23 いのちをいただく
「うっ、う~っ、ひっ、ぐすっ…」
驚いたのと恐怖と混乱で泣き出してしまった華だったが、木槍で刺したままの蛇首を持ったまま、いまだぐねぐね動いている胴から距離を取った。
「うう~っ、ふっ、ぐすっ、…ぅわぁあああ~ん」
(こわいー。こわいぃーっ!なんでまだうごいてるのぉー?こわいよーーっ)
混乱する感情を吐き出すように、ついに声を上げて泣きじゃくってしまうが誰が見ているわけでもないし、怖い思いをして泣いていても助けてくれる人がいるわけでもない。
すぐにでもこの場から、自分が殺したこの蛇から逃げ出したいのだが、完全に沈黙したことを確認してコレを処理しなければいけない。

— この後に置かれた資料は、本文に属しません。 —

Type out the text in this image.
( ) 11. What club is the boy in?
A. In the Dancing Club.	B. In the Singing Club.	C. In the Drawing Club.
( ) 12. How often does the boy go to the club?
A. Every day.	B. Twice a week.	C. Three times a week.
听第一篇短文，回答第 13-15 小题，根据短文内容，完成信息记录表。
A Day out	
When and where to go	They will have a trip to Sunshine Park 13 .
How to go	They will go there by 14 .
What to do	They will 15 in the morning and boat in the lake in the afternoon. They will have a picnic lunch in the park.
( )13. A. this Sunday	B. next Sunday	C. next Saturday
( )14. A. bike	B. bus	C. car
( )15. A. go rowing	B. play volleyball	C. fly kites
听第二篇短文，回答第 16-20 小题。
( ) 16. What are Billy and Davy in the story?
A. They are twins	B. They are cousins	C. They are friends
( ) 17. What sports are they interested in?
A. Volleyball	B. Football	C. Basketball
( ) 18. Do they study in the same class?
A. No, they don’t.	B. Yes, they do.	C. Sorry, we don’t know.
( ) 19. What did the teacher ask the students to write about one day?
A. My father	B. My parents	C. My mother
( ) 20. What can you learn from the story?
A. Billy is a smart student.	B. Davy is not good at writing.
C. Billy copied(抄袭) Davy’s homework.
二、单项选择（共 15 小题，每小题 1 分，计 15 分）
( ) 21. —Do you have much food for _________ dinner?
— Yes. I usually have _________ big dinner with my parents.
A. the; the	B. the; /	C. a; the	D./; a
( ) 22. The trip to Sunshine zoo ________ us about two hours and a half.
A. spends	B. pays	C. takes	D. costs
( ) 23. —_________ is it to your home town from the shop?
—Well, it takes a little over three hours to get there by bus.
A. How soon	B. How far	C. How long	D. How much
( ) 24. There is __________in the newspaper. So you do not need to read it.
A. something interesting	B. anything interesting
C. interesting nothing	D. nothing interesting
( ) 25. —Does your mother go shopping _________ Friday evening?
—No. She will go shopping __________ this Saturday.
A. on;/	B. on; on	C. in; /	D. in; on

コレが上から落ちてきた時も本当は一目散に逃げ出したかった。
しかしそれをすると、もう二度とこの場所へは近づけなくなるし、藤棚さんに戻っても今後ずっと怯えて過ごすことになる。
そして怖いと思ってしまえば攻撃が出来なくなる。
攻撃することにためらってしまっても駄目なことを華は知っていた。
曾祖父の教えだった。
曾祖父は経験則を語っただけで、まさか華が前線に出ることを想定していた訳ではないのだろうが、お陰で恐怖が頭を掠める前に攻撃に出ることができた。
ためらったり怖じ気付いたりしている時間が長くなればなっただけ、それに支配されて戦うことが出来なくなるのだろう。

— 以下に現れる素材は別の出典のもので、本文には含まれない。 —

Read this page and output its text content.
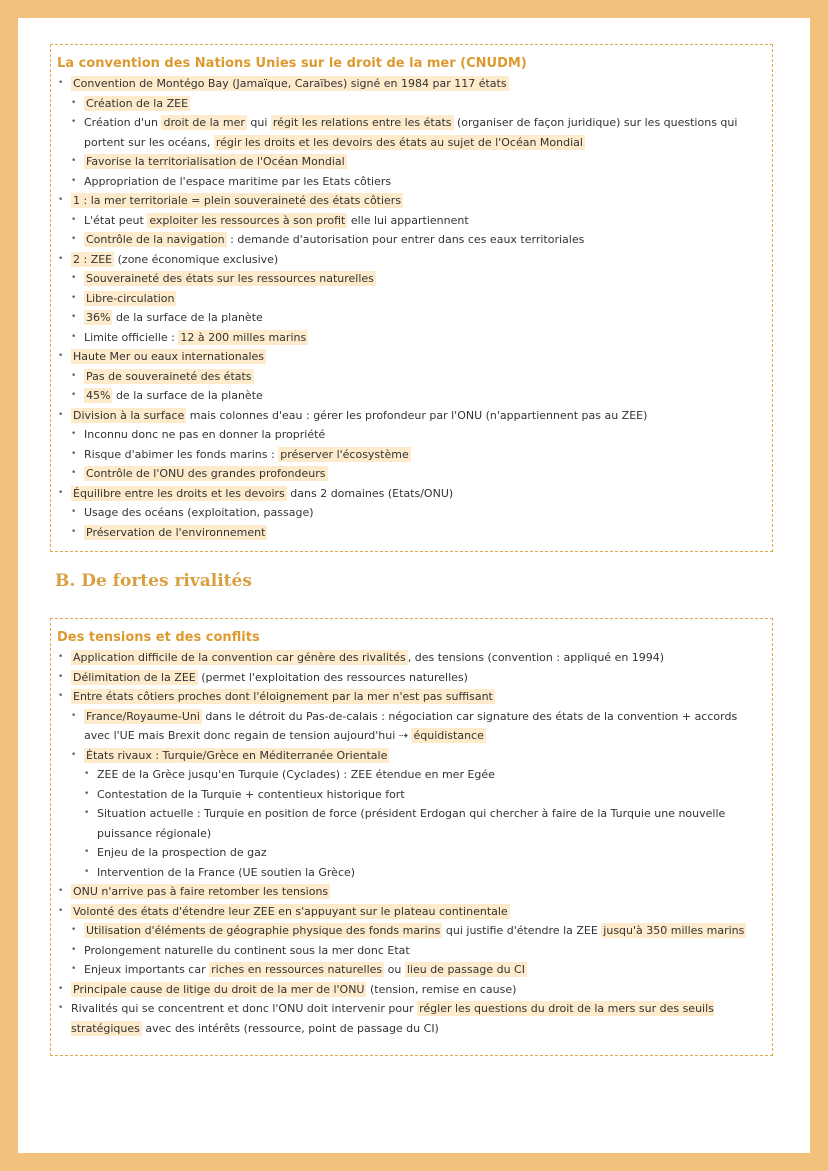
La convention des Nations Unies sur le droit de la mer (CNUDM)
• Convention de Montégo Bay (Jamaïque, Caraïbes) signé en 1984 par 117 états
• Création de la ZEE
• Création d'un droit de la mer qui régit les relations entre les états (organiser de façon juridique) sur les questions qui portent sur les océans, régir les droits et les devoirs des états au sujet de l'Océan Mondial
• Favorise la territorialisation de l'Océan Mondial
• Appropriation de l'espace maritime par les Etats côtiers
• 1 : la mer territoriale = plein souveraineté des états côtiers
• L'état peut exploiter les ressources à son profit elle lui appartiennent
• Contrôle de la navigation : demande d'autorisation pour entrer dans ces eaux territoriales
• 2 : ZEE (zone économique exclusive)
• Souveraineté des états sur les ressources naturelles
• Libre-circulation
• 36% de la surface de la planète
• Limite officielle : 12 à 200 milles marins
• Haute Mer ou eaux internationales
• Pas de souveraineté des états
• 45% de la surface de la planète
• Division à la surface mais colonnes d'eau : gérer les profondeur par l'ONU (n'appartiennent pas au ZEE)
• Inconnu donc ne pas en donner la propriété
• Risque d'abimer les fonds marins : préserver l'écosystème
• Contrôle de l'ONU des grandes profondeurs
• Équilibre entre les droits et les devoirs dans 2 domaines (Etats/ONU)
• Usage des océans (exploitation, passage)
• Préservation de l'environnement
B. De fortes rivalités
Des tensions et des conflits
• Application difficile de la convention car génère des rivalités , des tensions (convention : appliqué en 1994)
• Délimitation de la ZEE (permet l'exploitation des ressources naturelles)
• Entre états côtiers proches dont l'éloignement par la mer n'est pas suffisant
• France/Royaume-Uni dans le détroit du Pas-de-calais : négociation car signature des états de la convention + accords avec l'UE mais Brexit donc regain de tension aujourd'hui ⇢ équidistance
• États rivaux : Turquie/Grèce en Méditerranée Orientale
• ZEE de la Grèce jusqu'en Turquie (Cyclades) : ZEE étendue en mer Egée
• Contestation de la Turquie + contentieux historique fort
• Situation actuelle : Turquie en position de force (président Erdogan qui chercher à faire de la Turquie une nouvelle puissance régionale)
• Enjeu de la prospection de gaz
• Intervention de la France (UE soutien la Grèce)
• ONU n'arrive pas à faire retomber les tensions
• Volonté des états d'étendre leur ZEE en s'appuyant sur le plateau continentale
• Utilisation d'éléments de géographie physique des fonds marins qui justifie d'étendre la ZEE jusqu'à 350 milles marins
• Prolongement naturelle du continent sous la mer donc Etat
• Enjeux importants car riches en ressources naturelles ou lieu de passage du CI
• Principale cause de litige du droit de la mer de l'ONU (tension, remise en cause)
• Rivalités qui se concentrent et donc l'ONU doit intervenir pour régler les questions du droit de la mers sur des seuils stratégiques avec des intérêts (ressource, point de passage du CI)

だから大蛇をやっつけた今は、好きなだけ怖がったり泣いたりしても良いのだ。
バサバサと羽ばたきの音が遠ざかって、喧嘩の相手が去っていったようだった。
「ぐすっ、ぐすっ…、すん…」
ひとしきり泣いていると、さすがに激しくのたうつ動きも無くなって、ぬるっとゆるっとした動きになっていく。
(…まだ動いてる。てゆうか、下顎もはくはくしてる…。どうしよう)
この場で焼くか埋めるかしたかったが、落ち着いてくると、これは貴重な食料なのではないかと考えるようになっていた。
「やっつけたからにはだいじにいただかないとだね…」
丸のまま埋めるとかとんでもなかった。
(解体して…。川原まで運んで…。皮…。蛇革…。手袋に…)
そうと決まればコレを運ばないといけないのだが、どうやって運ぶかを思案する。大きさが大きさなので引きずる他はないのだが…。
(とりあえず落とそう)
蛇首の刺さったままの木槍と、戦闘時に放ってしまったスコップで、少しずつ段差の淵まで蛇の体を押しずらしていく。
「よー、い、せっ」
淵に体を纏めたところで思い切って手で押し出した。
ズザザザザーっと段差を滑り落ちていった蛇の体が茅の原に転がったのを確認して、華も降りようと登ってきたポイントまで戻ろうとしたのだが、岩盤の傾斜になにやらきらきらとしたものが見えた。よく見たら足下にも。
拾い上げて納得した。あの蛇の鱗だった。
華の親指の爪ほどの大きさで、かなり固い。
少なくとも華の手では割れない固さ。
(外から攻撃しても通らないはずだよ…)
口を開けてくれて良かった、と思うのと共に“華兎”の刃こぼれが気になってきた。
鞄から完全には出さずに抜いたので鞘は傷ひとつ付かずに鞄の中にあるが、抜き身の刀身には血はそんなに付いていないものの汚れてしまってよく分からない。
(川に行く前にざっと洗っておこう)
まだたっぷり入っている水筒の水で、せっかくだからと蛇の血で黒く汚れた地面のところで刀身を洗う。
びしゃびしゃになった地面には、土や落ちてきた杉の枝葉を被せてから茅の原へ降りて行ったのだった。